A six mois de la date de sortie officielle du Royaume-Uni de l’Union européenne, quel sera l’impact du Brexit sur le marché européen de l’immobilier d’entreprise ? Knight Frank France livre sa seconde étude sur le sujet, en s’appuyant sur son réseau de recherche international.

Une accélération des prises de décisions

Plus de deux ans après le référendum de juin 2016, le « Brexodus » n’a pas eu lieu, et rien ne permet pour l’instant d’affirmer qu’il se produira, ni qu’il impactera négativement le marché de l’immobilier d’entreprise londonien. Cependant, un phénomène est indéniable : le rythme des mouvements liés au Brexit s’accélère. « Sur les quelque 200 projets de relocalisation ou de création recensés par Knight Frank, 110 ont été annoncés depuis le début de 2018 dont 84 depuis le début du 2e trimestre. Le chiffre est supérieur à celui enregistré sur l’ensemble de 2017. Cette accélération en dit long sur l’environnement dans lequel évoluent les entreprises » précise David Bourla, directeur Etudes et Recherche de Knight Frank France. De fait, sans certitude aucune sur l’issue des négociations, la perspective d’un Brexit dur ou d’un « no deal » et la perte du passeport financier les obligent à prendre leurs dispositions pour parer à toute éventualité et leur permettre de poursuivre leurs activités au-delà de la période de transition.

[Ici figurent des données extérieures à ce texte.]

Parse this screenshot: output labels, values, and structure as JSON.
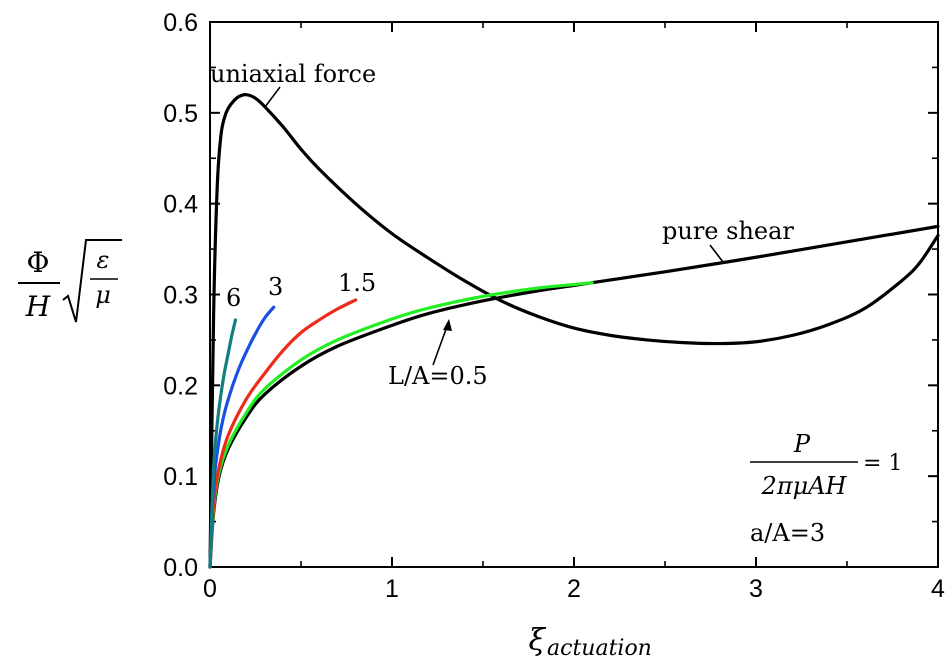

La finance traditionnelle…mais pas seulement

« Effet passeport » oblige, la finance représente la majorité du nombre de mouvements recensés jusqu’à présent, soit une part d’environ 70 %. La finance traditionnelle n’est pas la seule concernée : les entreprises de la Fintech, qui pèsent désormais un poids considérable dans l’industrie financière, sont également à l’origine de nombreux mouvements. Leur enjeu n’est pas seulement de bénéficier d’un environnement réglementaire et fiscal favorable, mais aussi de pouvoir continuer à attirer des talents.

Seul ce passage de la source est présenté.